SALT LAKE CITY — Rudy Gobert continues to add to his resume.
On Tuesday, Gobert was named to the All-NBA Third Team. It's the fourth time in his career that the Jazz center has been named to an All-NBA Team and third straight season making the Third Team. He made the Second Team in 2017.
Gobert averaged 14.3 points on a 67.5% field goal percentage, 13.5 rebounds and 2.7 blocks per game. He led the league in field goal percentage and total blocks.

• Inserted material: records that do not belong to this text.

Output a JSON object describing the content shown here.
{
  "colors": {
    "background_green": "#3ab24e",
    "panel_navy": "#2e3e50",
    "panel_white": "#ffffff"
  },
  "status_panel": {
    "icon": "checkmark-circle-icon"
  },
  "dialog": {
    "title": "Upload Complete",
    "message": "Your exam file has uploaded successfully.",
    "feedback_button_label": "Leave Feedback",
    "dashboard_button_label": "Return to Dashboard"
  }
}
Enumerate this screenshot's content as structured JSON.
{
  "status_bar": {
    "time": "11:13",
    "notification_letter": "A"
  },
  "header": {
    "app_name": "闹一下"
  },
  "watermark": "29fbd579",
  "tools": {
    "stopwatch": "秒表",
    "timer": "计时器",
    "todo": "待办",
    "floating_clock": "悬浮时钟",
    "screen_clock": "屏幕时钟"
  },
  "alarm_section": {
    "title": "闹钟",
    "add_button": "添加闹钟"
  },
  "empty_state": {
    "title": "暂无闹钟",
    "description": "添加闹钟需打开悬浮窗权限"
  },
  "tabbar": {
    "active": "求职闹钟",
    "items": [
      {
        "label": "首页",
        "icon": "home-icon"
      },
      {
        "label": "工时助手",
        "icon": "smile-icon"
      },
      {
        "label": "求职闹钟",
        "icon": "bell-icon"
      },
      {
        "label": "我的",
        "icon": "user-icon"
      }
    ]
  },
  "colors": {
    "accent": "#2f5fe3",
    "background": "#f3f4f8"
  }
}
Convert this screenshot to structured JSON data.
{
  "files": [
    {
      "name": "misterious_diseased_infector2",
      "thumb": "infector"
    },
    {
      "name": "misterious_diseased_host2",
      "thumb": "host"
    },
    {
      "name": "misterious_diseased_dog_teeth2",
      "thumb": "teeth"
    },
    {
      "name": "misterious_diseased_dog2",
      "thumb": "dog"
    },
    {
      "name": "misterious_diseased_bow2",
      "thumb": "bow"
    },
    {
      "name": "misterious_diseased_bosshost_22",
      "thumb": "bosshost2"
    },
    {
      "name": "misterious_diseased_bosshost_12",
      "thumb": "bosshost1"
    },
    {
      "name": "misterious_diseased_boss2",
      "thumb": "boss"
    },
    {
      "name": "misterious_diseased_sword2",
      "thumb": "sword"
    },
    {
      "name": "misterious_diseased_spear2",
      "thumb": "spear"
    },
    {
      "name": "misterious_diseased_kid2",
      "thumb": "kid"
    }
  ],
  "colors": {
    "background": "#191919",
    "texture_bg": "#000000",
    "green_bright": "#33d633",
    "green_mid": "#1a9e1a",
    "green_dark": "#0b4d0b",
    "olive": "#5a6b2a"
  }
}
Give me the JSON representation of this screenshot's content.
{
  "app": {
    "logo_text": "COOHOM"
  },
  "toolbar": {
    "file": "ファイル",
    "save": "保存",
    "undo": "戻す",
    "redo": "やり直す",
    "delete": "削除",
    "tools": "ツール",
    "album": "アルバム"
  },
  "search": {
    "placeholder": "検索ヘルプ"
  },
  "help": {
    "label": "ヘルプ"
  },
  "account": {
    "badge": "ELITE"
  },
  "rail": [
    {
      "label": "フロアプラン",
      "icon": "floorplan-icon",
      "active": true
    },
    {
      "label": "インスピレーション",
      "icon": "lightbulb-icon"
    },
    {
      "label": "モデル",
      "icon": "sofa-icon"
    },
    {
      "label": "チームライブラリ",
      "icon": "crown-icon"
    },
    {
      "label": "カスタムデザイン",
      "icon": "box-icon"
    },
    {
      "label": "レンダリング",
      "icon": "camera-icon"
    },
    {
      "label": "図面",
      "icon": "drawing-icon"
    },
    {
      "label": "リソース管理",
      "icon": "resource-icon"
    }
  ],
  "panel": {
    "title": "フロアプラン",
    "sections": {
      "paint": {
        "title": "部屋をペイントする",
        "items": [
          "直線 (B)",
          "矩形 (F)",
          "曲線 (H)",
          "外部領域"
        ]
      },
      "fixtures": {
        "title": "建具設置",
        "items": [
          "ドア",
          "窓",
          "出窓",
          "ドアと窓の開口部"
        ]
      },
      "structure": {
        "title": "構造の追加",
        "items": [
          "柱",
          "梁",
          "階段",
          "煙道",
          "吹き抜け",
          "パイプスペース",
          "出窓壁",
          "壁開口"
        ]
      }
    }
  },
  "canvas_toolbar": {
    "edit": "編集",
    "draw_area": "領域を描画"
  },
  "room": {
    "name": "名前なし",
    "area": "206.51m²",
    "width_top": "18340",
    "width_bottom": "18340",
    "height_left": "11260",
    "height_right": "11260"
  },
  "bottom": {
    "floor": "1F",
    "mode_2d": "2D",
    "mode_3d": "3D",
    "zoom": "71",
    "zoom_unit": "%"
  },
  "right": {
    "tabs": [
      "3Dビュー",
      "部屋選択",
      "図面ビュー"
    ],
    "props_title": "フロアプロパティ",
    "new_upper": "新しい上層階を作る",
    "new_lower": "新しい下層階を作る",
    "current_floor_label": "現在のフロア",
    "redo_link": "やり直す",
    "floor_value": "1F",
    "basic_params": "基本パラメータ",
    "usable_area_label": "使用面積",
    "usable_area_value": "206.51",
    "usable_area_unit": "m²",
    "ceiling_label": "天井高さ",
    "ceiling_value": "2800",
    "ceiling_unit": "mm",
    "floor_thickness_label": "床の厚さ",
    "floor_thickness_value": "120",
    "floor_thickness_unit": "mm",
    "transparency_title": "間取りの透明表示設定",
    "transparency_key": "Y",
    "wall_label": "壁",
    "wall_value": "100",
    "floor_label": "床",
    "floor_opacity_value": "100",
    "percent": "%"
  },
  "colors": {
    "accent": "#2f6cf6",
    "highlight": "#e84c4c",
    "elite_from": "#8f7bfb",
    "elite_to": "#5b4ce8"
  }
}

The All-Star season that earned him his third defensive player of the year award made Gobert a shoo-in for an All-NBA team, but it was never likely he'd finished any higher than the Third Team.
The First Team center, Denver's Nikola Jokic, won the MVP and the Second Team center, J Philadelphia's Joel Embiid, was second in MVP voting.
Milwaukee's Giannis Antetokounmpo, Golden State's Steph Curry, Dallas's Luka Doncic and LA Clippers forward Kawhi Leonard joined Jokic on the first team.
Former Weber State guard and Portland Trail Blazers guard Damian Lillard), Phoenix's Chris Paul , New York's Julius Randle, and Los Angeles Lakers forward LeBron James joined Embiid on the Second Team.
The Third Team was made up of Gobert, Miami's Jimmy Butler, Clippers forward Paul George, Washington's Bradley Beal and Brooklyn guard Kyrie Irving.
Center Nikola Jokić, the 2020-21 Kia NBA Most Valuable Player, and two-time MVPs Giannis Antetokounmpo and Stephen Curry lead the 2020-21 All-NBA First Team.— NBA Communications (@NBAPR) June 16, 2021
More ➡️ https://t.co/2dPWFu5npB
The voting results for the 2020-21 All-NBA Team are below ⬇️ pic.twitter.com/TQ7thkKhDI
One notable absence from the team: Jazz guard Donovan Mitchell.
Mitchell received two Second Team Votes and 20 Third Team votes to finish ninth in voting among guards. That result just saved the Jazz some money
Mitchell signed a maximum contract extension last fall that will kick in at the beginning of next season. The NBA's Collective Bargaining Agreement, however, has a provision that allowed Mitchell to earn a higher percentage of the salary cap if he'd made an All-NBA this season.
Mitchell's contract is guaranteed for five years and $163 million, and makes up 25% of the Jazz's salary cap. If he had made an All-NBA team, his total would have jumped to $195.6 million — that would have made up 30% of the Jazz's salary cap.
Mitchell was worthy of a spot on a team. He averaged 26.8 points per game on 43.8% from the field and a career-high 38.6% from 3. He averaged career highs in assists at 5.2 and rebounds at 4.4. And did it all with one of the highest usages in the league.
But there are only six spots. Did he have a better regular season than Curry, Doncic, Lillard, Paul, Beal or Irving? The league is stacked with high-caliber guards. It's hard to break on to one of the teams.
But while Mitchell will lose out on $32 million, that ultimately might be a good thing for his team in the future. Barring major changes, the Jazz won't have any salary cap room in the near future, the extra $6 million or so saved each season could help the Jazz have a bit more flexibility moving forward.